Friday, April 19, 2013

What Is Cervical Cancer

Cervical cancer is a type of cancer that affects a woman's cervix. The cervix plays a vital role in the female reproductive system, connecting the upper vagina to the uterus. During childbirth, the cervix dilates to allow the passage of a baby from the uterus to the vagina.

Cervical Cancer Risk Factors and Causes

The primary risk factor for developing cervical cancer is the human papillomavirus (HPV). HPV is a common sexually transmitted infection that is spread through sexual, skin-to-skin contact. The virus can cause changes in cervical cells that could develop into cervical cancer if left undetected, unmonitored, or untreated.
    Other cervical cancer risk factors include having sex at an early age, smoking cigarettes, having multiple sexual partners, and having a weakened immune system. Keep in mind that risk factors only increase the likelihood of developing cervical cancer, they do not guarantee you will develop it.
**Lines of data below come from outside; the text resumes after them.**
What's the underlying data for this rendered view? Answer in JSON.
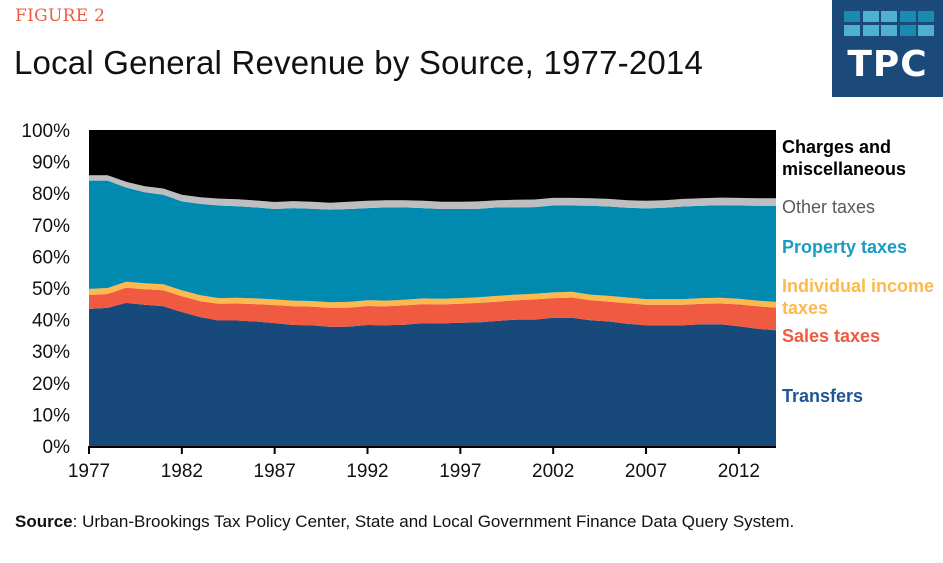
{
  "figure_label": "FIGURE 2",
  "title": "Local General Revenue by Source, 1977-2014",
  "logo": {
    "text": "TPC",
    "background": "#1b4a7a",
    "squares": [
      "#1a8bb0",
      "#4fb0d0",
      "#4fb0d0",
      "#1a8bb0",
      "#1a8bb0",
      "#4fb0d0",
      "#4fb0d0",
      "#4fb0d0",
      "#1a8bb0",
      "#4fb0d0"
    ]
  },
  "source": {
    "label": "Source",
    "text": ": Urban-Brookings Tax Policy Center, State and Local Government Finance Data Query System."
  },
  "chart_data": {
    "type": "area",
    "stacked": true,
    "title": "Local General Revenue by Source, 1977-2014",
    "xlabel": "",
    "ylabel": "",
    "xlim": [
      1977,
      2014
    ],
    "ylim": [
      0,
      100
    ],
    "x_ticks": [
      "1977",
      "1982",
      "1987",
      "1992",
      "1997",
      "2002",
      "2007",
      "2012"
    ],
    "y_ticks": [
      "0%",
      "10%",
      "20%",
      "30%",
      "40%",
      "50%",
      "60%",
      "70%",
      "80%",
      "90%",
      "100%"
    ],
    "grid": false,
    "legend": "right (inline labels)",
    "x": [
      1977,
      1978,
      1979,
      1980,
      1981,
      1982,
      1983,
      1984,
      1985,
      1986,
      1987,
      1988,
      1989,
      1990,
      1991,
      1992,
      1993,
      1994,
      1995,
      1996,
      1997,
      1998,
      1999,
      2000,
      2001,
      2002,
      2003,
      2004,
      2005,
      2006,
      2007,
      2008,
      2009,
      2010,
      2011,
      2012,
      2013,
      2014
    ],
    "series": [
      {
        "name": "Transfers",
        "color": "#17497a",
        "values": [
          43.4,
          43.7,
          45.3,
          44.7,
          44.2,
          42.4,
          40.8,
          39.7,
          39.7,
          39.4,
          38.9,
          38.3,
          38.2,
          37.7,
          37.8,
          38.3,
          38.2,
          38.4,
          38.9,
          38.8,
          39.0,
          39.1,
          39.6,
          40.0,
          40.0,
          40.6,
          40.6,
          39.8,
          39.4,
          38.7,
          38.2,
          38.2,
          38.2,
          38.5,
          38.5,
          37.9,
          37.1,
          36.6
        ]
      },
      {
        "name": "Sales taxes",
        "color": "#f05a40",
        "values": [
          4.4,
          4.4,
          4.8,
          4.9,
          5.1,
          5.0,
          5.0,
          5.3,
          5.4,
          5.5,
          5.7,
          5.9,
          5.9,
          6.0,
          6.0,
          6.0,
          6.0,
          6.1,
          6.0,
          6.0,
          6.0,
          6.2,
          6.1,
          6.1,
          6.4,
          6.2,
          6.4,
          6.3,
          6.3,
          6.5,
          6.5,
          6.5,
          6.5,
          6.5,
          6.6,
          6.9,
          7.1,
          7.2
        ]
      },
      {
        "name": "Individual income taxes",
        "color": "#fdb94e",
        "values": [
          1.9,
          1.9,
          1.9,
          1.9,
          1.9,
          1.9,
          1.9,
          1.8,
          1.8,
          1.8,
          1.8,
          1.8,
          1.8,
          1.8,
          1.8,
          1.8,
          1.8,
          1.8,
          1.8,
          1.8,
          1.8,
          1.8,
          1.8,
          1.8,
          1.8,
          1.8,
          1.8,
          1.8,
          1.8,
          1.8,
          1.8,
          1.8,
          1.8,
          1.8,
          1.8,
          1.8,
          1.8,
          1.8
        ]
      },
      {
        "name": "Property taxes",
        "color": "#008aaf",
        "values": [
          34.3,
          34.0,
          29.8,
          28.8,
          28.3,
          28.1,
          28.9,
          29.3,
          29.0,
          28.8,
          28.6,
          29.3,
          29.2,
          29.3,
          29.4,
          29.2,
          29.5,
          29.2,
          28.6,
          28.4,
          28.2,
          28.0,
          28.0,
          27.6,
          27.4,
          27.5,
          27.3,
          28.1,
          28.3,
          28.4,
          28.7,
          28.9,
          29.3,
          29.2,
          29.3,
          29.5,
          30.0,
          30.4
        ]
      },
      {
        "name": "Other taxes",
        "color": "#bcbec0",
        "values": [
          1.7,
          1.7,
          1.8,
          1.9,
          2.0,
          2.1,
          2.1,
          2.2,
          2.2,
          2.2,
          2.2,
          2.2,
          2.2,
          2.2,
          2.3,
          2.3,
          2.3,
          2.3,
          2.3,
          2.3,
          2.3,
          2.3,
          2.3,
          2.4,
          2.4,
          2.4,
          2.4,
          2.4,
          2.4,
          2.4,
          2.4,
          2.4,
          2.4,
          2.4,
          2.4,
          2.4,
          2.4,
          2.4
        ]
      },
      {
        "name": "Charges and miscellaneous",
        "color": "#000000",
        "values": [
          14.3,
          14.3,
          16.4,
          17.8,
          18.5,
          20.5,
          21.3,
          21.7,
          21.9,
          22.3,
          22.8,
          22.5,
          22.7,
          23.0,
          22.7,
          22.4,
          22.2,
          22.2,
          22.4,
          22.7,
          22.7,
          22.6,
          22.2,
          22.1,
          22.0,
          21.5,
          21.5,
          21.6,
          21.8,
          22.2,
          22.4,
          22.2,
          21.8,
          21.6,
          21.4,
          21.5,
          21.6,
          21.6
        ]
      }
    ],
    "legend_labels": [
      {
        "text": "Charges and miscellaneous",
        "color": "#000000"
      },
      {
        "text": "Other taxes",
        "color": "#58595b"
      },
      {
        "text": "Property taxes",
        "color": "#1a9bc4"
      },
      {
        "text": "Individual income taxes",
        "color": "#fdb94e"
      },
      {
        "text": "Sales taxes",
        "color": "#f05a40"
      },
      {
        "text": "Transfers",
        "color": "#1f5591"
      }
    ]
  }
}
    Cervical Cancer Symptoms

    In the early stages of cervical cancer, there are rarely any noticeable symptoms. Having a regular Pap smear can detect any early abnormal cervical changes that could lead to cervical cancer if left unmonitored or untreated. A regular Pap smear is key to early detection of early cervical changes and cervical cancer. As cervical cancer progresses, symptoms begin to present themselves. Symptoms of cervical cancer include:
    • abnormal vaginal bleeding, including post-coital bleeding
    • pain during sexual intercourse,
    • pelvic pain
    • heavy vaginal discharge
    These symptoms are not exclusive to cervical cancer. They can be quite common and are symptoms of other conditions.

      Diagnosing Cervical Cancer

      The first step in diagnosing cervical cancer is through the screening test known as the Pap smear, a simple test that allows cervical cells to be examined under a microscope. If suspicious cells are found, then a colposcopy is performed. A colposcopy allows a doctor to view the cervix more closely. During the colpsocopy, a cervical biopsy may be done. If the biopsy finds cancerous cells, additional tests will be done to determine the cervical cancer stage. Certain tests help to determine cervical cancer progression which include pelvic exams, imaging tests, and blood tests.

      Treatment of Cervical Cancer

      Cervical cancer can be treated in several ways. The type of cervical cancer and the stage of the disease greatly affect what treatment methods are recommended. Surgery is one method of cervical cancer treatment, such as a hysterectomy. Other forms of treatment include chemotherapy and radiation therapy. Often treatment includes a combination of methods. Recommended treatment methods vary among patients, based on general health, type of cervical cancer, and the stage that the cancer is in.

        Preventing Cervical Cervical Cancer

        Cervical cancer is one of the most preventable types of cancer. Small lifestyle adjustments combined with medical care go a long way in preventing cervical cancer. Women can reduce their risk of developing cervical cancer by:
        • Getting a regular Pap smear. The Pap smear is a simple test that can detect abnormal cervical changes long before they become cancerous. The key to the effectiveness of the Pap smear is having it done regularly.
        • Getting the HPV vaccine Gardasil. Gardasil is an FDA approved vaccine that not only protects against high risk strains of HPV, but also against two strains known to cause genital warts. Gardasil is available to young women ages 9-27. It is given in a series of three shots over a course of six months.
        • Not smoking. Studies show that smoking can actually speed up the process of cervical damage caused by HPV. Quitting smoking now greatly reduces your risk of several types of cancer, including cervical cancer.
        • Limiting how many sexual partners you have. Having multiple sexual partners increases your risk of being infected with HPV, thus increasing your risk of developing cervical cancer.

          Practicing safe sex. You can reduce your risk of being infected with HPV by using a condom during sexual intercourse. A condom won't provide 100% protection against HPV, but studies show that condoms do provide some protection against the virus. You are much better off with your partner wearing a condom than not wearing one for many reasons.